Even Indy is not like it was in the ’70s. The Indy 500 this year will be my 50th, and it is very strange sitting and waiting to see where thing go. I normally have everything set at this time of year, but have put that on hold. I agree that Penske is far better than the Hulmans family for handling the unusual events taking place now. I hope to be watching my 50th Indy 500 at the Brickyard in May.

Scott Savre

RM: Scott, obviously you submitted this before COTA changed its policy so I’m hoping you will reconsider your plans if, in fact, COTA continues with IndyCar in 2021. But I think because of all the workers that have been laid off recently that more and more promoters will rethink their policies and refund everyone’s ticket money.

Q: COTA is automatically issuing refunds to those of us who purchased tickets for the race.
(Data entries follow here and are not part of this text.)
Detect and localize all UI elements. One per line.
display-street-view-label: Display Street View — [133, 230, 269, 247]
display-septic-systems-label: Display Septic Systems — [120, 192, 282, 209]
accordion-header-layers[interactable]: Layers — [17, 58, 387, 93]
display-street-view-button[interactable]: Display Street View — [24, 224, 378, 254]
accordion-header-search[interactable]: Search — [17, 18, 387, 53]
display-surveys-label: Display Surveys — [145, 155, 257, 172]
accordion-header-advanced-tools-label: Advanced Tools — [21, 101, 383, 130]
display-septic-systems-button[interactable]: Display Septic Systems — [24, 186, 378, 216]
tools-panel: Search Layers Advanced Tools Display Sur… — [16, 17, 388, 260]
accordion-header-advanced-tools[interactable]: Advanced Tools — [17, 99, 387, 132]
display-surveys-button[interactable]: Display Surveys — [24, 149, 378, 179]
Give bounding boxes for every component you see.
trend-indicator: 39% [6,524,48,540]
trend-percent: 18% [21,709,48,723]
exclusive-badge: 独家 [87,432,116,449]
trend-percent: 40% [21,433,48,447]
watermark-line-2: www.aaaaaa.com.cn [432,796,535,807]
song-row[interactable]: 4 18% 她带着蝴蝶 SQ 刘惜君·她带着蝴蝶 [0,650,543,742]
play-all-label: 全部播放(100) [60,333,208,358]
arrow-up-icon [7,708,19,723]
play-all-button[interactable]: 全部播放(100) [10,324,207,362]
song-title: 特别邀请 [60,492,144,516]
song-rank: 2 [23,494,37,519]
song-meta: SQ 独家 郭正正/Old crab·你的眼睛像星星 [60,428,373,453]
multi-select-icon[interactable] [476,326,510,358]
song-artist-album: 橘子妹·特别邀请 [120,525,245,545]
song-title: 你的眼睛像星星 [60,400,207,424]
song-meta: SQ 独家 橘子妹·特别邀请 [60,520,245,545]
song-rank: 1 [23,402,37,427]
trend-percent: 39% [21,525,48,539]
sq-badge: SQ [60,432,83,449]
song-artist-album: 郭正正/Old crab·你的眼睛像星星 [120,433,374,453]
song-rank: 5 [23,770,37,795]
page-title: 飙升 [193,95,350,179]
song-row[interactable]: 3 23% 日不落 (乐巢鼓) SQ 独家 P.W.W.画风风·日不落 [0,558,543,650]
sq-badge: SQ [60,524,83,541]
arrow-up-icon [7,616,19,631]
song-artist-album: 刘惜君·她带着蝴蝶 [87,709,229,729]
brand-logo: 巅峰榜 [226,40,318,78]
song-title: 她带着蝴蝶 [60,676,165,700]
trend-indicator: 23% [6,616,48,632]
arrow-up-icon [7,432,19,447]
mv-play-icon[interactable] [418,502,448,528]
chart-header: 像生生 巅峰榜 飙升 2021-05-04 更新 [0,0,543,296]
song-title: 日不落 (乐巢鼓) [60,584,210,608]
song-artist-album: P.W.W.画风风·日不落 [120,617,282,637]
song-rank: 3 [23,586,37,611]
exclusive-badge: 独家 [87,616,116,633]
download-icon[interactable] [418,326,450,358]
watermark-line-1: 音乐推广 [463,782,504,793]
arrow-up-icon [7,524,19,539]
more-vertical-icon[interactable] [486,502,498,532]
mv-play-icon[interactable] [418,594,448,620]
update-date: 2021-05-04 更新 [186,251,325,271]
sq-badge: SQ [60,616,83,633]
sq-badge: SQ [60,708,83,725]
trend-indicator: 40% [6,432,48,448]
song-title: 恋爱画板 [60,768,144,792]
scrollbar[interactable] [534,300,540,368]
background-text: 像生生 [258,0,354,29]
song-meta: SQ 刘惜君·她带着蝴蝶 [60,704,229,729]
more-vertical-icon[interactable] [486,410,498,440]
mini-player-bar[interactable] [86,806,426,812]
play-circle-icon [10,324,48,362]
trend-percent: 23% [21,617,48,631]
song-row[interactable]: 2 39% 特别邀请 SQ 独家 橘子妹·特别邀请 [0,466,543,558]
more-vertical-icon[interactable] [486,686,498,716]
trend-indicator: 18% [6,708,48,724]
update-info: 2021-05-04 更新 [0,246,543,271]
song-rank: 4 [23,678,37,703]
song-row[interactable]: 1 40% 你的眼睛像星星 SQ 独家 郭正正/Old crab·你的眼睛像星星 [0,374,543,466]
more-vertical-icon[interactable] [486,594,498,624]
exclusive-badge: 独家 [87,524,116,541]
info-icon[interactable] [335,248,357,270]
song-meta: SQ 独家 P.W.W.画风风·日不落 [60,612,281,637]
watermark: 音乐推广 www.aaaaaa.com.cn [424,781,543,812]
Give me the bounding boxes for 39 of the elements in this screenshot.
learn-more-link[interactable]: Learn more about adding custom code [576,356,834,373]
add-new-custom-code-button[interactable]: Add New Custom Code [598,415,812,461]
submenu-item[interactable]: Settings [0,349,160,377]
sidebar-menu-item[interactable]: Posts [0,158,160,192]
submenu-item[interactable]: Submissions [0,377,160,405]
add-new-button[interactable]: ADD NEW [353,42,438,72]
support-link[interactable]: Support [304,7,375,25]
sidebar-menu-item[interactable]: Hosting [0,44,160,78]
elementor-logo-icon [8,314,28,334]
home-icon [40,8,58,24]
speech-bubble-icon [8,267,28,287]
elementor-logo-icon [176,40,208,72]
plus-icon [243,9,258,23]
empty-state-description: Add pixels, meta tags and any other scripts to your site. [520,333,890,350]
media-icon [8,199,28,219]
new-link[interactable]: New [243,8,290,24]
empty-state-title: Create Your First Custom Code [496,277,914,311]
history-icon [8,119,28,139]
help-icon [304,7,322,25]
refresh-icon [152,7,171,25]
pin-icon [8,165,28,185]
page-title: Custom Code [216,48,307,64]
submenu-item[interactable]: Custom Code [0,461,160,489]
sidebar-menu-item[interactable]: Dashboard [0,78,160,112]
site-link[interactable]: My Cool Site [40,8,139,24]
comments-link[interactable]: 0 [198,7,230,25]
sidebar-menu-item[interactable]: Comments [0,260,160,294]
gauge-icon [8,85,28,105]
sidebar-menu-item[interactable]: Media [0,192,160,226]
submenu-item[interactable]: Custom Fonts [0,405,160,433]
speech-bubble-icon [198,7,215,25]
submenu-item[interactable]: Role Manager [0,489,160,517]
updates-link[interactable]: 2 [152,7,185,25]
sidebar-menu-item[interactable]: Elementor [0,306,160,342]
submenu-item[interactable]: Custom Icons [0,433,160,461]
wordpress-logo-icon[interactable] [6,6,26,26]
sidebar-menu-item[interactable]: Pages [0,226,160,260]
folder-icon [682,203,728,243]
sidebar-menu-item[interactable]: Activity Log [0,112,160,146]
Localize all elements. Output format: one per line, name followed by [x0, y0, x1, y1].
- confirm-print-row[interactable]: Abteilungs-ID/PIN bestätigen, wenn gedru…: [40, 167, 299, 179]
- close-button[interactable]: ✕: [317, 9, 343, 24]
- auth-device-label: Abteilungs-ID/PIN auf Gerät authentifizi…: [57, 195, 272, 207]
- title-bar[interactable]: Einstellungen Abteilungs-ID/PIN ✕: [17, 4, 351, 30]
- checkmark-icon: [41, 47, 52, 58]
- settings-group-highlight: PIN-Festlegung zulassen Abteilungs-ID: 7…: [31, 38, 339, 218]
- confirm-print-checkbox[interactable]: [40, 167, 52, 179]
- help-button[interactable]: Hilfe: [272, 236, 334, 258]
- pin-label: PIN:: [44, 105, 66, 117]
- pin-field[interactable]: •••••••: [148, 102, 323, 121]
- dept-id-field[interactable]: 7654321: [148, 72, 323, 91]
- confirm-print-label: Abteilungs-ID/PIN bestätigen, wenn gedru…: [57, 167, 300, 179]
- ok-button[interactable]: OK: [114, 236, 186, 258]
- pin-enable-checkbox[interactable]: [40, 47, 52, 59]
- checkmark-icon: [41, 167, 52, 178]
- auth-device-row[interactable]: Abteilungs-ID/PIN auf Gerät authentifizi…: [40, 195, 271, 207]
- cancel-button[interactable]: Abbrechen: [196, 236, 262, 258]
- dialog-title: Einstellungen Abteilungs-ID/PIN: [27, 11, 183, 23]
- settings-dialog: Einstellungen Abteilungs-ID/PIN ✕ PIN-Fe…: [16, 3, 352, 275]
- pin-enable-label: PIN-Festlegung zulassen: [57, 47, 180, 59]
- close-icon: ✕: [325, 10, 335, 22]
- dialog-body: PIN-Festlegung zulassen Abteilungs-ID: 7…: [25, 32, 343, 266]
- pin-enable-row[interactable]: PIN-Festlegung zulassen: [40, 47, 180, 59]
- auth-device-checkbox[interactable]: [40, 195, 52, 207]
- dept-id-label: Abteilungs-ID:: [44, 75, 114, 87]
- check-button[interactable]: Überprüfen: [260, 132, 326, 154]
As you have probably already heard, they are laying off personnel as well. Praying for financial stability for all those in the racing community from vendors, hospitality, public relations, race teams and fans alike.

Bruce Richardson, Highland Village, Texas

RM: Thanks Bruce. Yes it’s always troubling when tracks or teams start laying people off, and I hope COTA can come back strong in 2021. But refunding your ticket money was the right thing to do.